Pour les Canadiens ordinaires qui envisagent une planification financière par IA, les experts suggèrent une approche mesurée. Commencez avec un outil gratuit pour organiser votre situation financière, mais vérifiez les recommandations majeures auprès de sources multiples. Considérez l’utilisation de l’IA comme point de départ pour des conversations avec des conseillers humains, réduisant potentiellement les heures facturables nécessaires pour créer un plan complet.
De retour à Vancouver, Laura Michener a trouvé son équilibre avec la planification financière par IA. « J’utilise l’IA pour suivre mes dépenses et simuler différents scénarios d’épargne, mais je consulte toujours un conseiller humain deux fois par an pour m’assurer que je ne manque rien d’important », dit-elle. « C’est comme avoir un assistant financier qui ne dort jamais, combiné à un expert qui peut repérer ce que l’IA manque. »

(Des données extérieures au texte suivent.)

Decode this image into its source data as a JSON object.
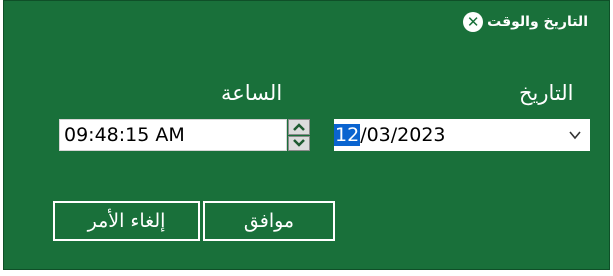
{
  "dialog": {
    "title": "التاريخ والوقت",
    "close_symbol": "✕"
  },
  "labels": {
    "time": "الساعة",
    "date": "التاريخ"
  },
  "time": {
    "value": "09:48:15 AM"
  },
  "date": {
    "day": "12",
    "rest": "/03/2023"
  },
  "buttons": {
    "ok": "موافق",
    "cancel": "إلغاء الأمر"
  },
  "colors": {
    "panel": "#19703a",
    "selection": "#0a64d0"
  },
  "icons": {
    "close": "close-icon",
    "spin_up": "chevron-up-icon",
    "spin_down": "chevron-down-icon",
    "dropdown": "chevron-down-icon"
  }
}
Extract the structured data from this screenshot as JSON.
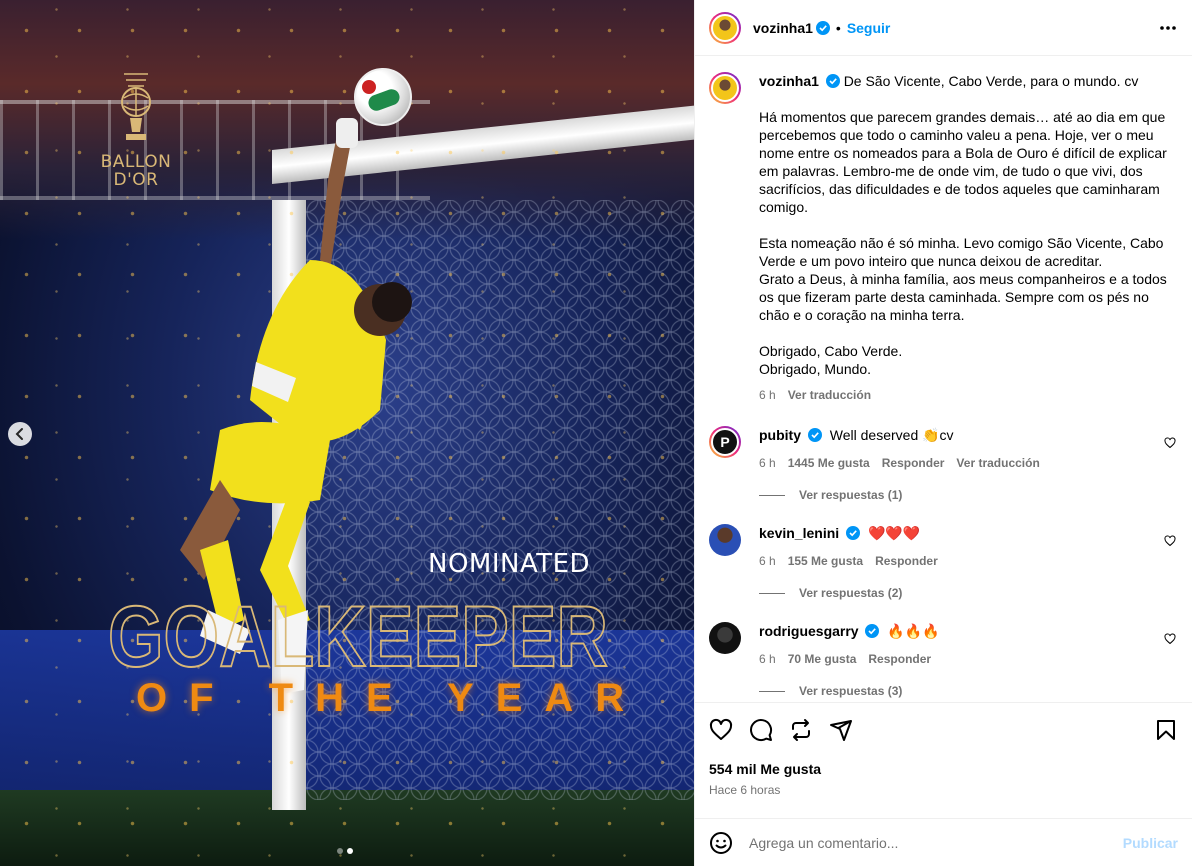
{
  "media": {
    "logo_text": "BALLON D'OR",
    "nominated": "NOMINATED",
    "headline": "GOALKEEPER",
    "subheadline": "OF THE YEAR",
    "carousel_total": 2,
    "carousel_active": 2
  },
  "header": {
    "username": "vozinha1",
    "separator": "•",
    "follow_label": "Seguir"
  },
  "caption": {
    "username": "vozinha1",
    "first_line": "De São Vicente, Cabo Verde, para o mundo. cv",
    "body": "Há momentos que parecem grandes demais… até ao dia em que percebemos que todo o caminho valeu a pena. Hoje, ver o meu nome entre os nomeados para a Bola de Ouro é difícil de explicar em palavras. Lembro-me de onde vim, de tudo o que vivi, dos sacrifícios, das dificuldades e de todos aqueles que caminharam comigo.\n\nEsta nomeação não é só minha. Levo comigo São Vicente, Cabo Verde e um povo inteiro que nunca deixou de acreditar.\nGrato a Deus, à minha família, aos meus companheiros e a todos os que fizeram parte desta caminhada. Sempre com os pés no chão e o coração na minha terra.\n\nObrigado, Cabo Verde.\nObrigado, Mundo.",
    "time": "6 h",
    "translate_label": "Ver traducción"
  },
  "comments": [
    {
      "username": "pubity",
      "text": "Well deserved 👏cv",
      "time": "6 h",
      "likes": "1445 Me gusta",
      "reply_label": "Responder",
      "translate_label": "Ver traducción",
      "replies_label": "Ver respuestas (1)"
    },
    {
      "username": "kevin_lenini",
      "text": "❤️❤️❤️",
      "time": "6 h",
      "likes": "155 Me gusta",
      "reply_label": "Responder",
      "replies_label": "Ver respuestas (2)"
    },
    {
      "username": "rodriguesgarry",
      "text": "🔥🔥🔥",
      "time": "6 h",
      "likes": "70 Me gusta",
      "reply_label": "Responder",
      "replies_label": "Ver respuestas (3)"
    }
  ],
  "footer": {
    "likes": "554 mil Me gusta",
    "time_ago": "Hace 6 horas",
    "comment_placeholder": "Agrega un comentario...",
    "post_label": "Publicar"
  },
  "icons": {
    "verified": "verified-badge-icon",
    "more": "more-options-icon",
    "like": "heart-icon",
    "comment": "comment-bubble-icon",
    "repost": "repost-icon",
    "share": "share-paper-plane-icon",
    "save": "bookmark-icon",
    "emoji": "emoji-icon",
    "prev": "chevron-left-icon"
  },
  "colors": {
    "accent": "#0095f6",
    "post_disabled": "#b3dbff",
    "muted": "#737373",
    "title_gold": "#d9b877",
    "title_orange": "#ef8a12"
  }
}
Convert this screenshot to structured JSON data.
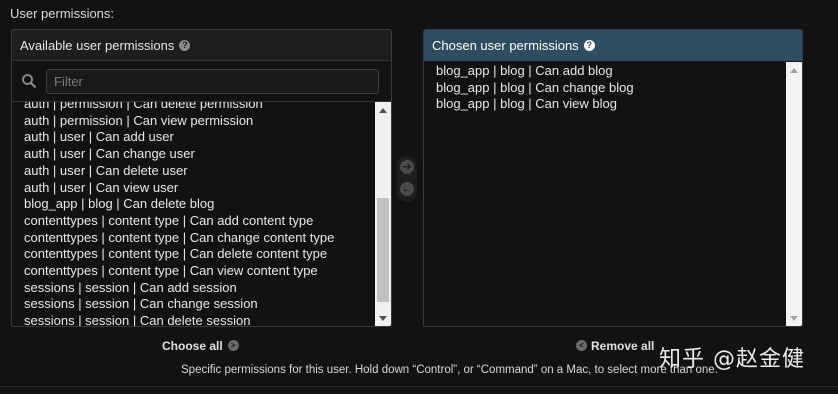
{
  "field_label": "User permissions:",
  "available": {
    "title": "Available user permissions",
    "help_icon": "?",
    "filter_placeholder": "Filter",
    "options": [
      "auth | permission | Can delete permission",
      "auth | permission | Can view permission",
      "auth | user | Can add user",
      "auth | user | Can change user",
      "auth | user | Can delete user",
      "auth | user | Can view user",
      "blog_app | blog | Can delete blog",
      "contenttypes | content type | Can add content type",
      "contenttypes | content type | Can change content type",
      "contenttypes | content type | Can delete content type",
      "contenttypes | content type | Can view content type",
      "sessions | session | Can add session",
      "sessions | session | Can change session",
      "sessions | session | Can delete session"
    ]
  },
  "chosen": {
    "title": "Chosen user permissions",
    "help_icon": "?",
    "options": [
      "blog_app | blog | Can add blog",
      "blog_app | blog | Can change blog",
      "blog_app | blog | Can view blog"
    ]
  },
  "actions": {
    "choose_all": "Choose all",
    "remove_all": "Remove all"
  },
  "help_text": "Specific permissions for this user. Hold down “Control”, or “Command” on a Mac, to select more than one.",
  "watermark": "知乎 @赵金健",
  "icons": {
    "search": "search-icon",
    "add": "arrow-right-icon",
    "remove": "arrow-left-icon"
  }
}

À mesure que ces outils évoluent, les régulateurs canadiens introduiront probablement des directives plus spécifiques concernant les conseils financiers générés par l’IA. Jusque-là, la responsabilité reste aux consommateurs d’aborder ces outils puissants mais imparfaits avec un scepticisme approprié.
La démocratisation de la planification financière grâce à l’IA offre un potentiel énorme pour améliorer le bien-être financier des Canadiens – à condition que nous nous rappelions que même l’algorithme le plus intelligent ne peut pas saisir toute la complexité d’une vie financière humaine.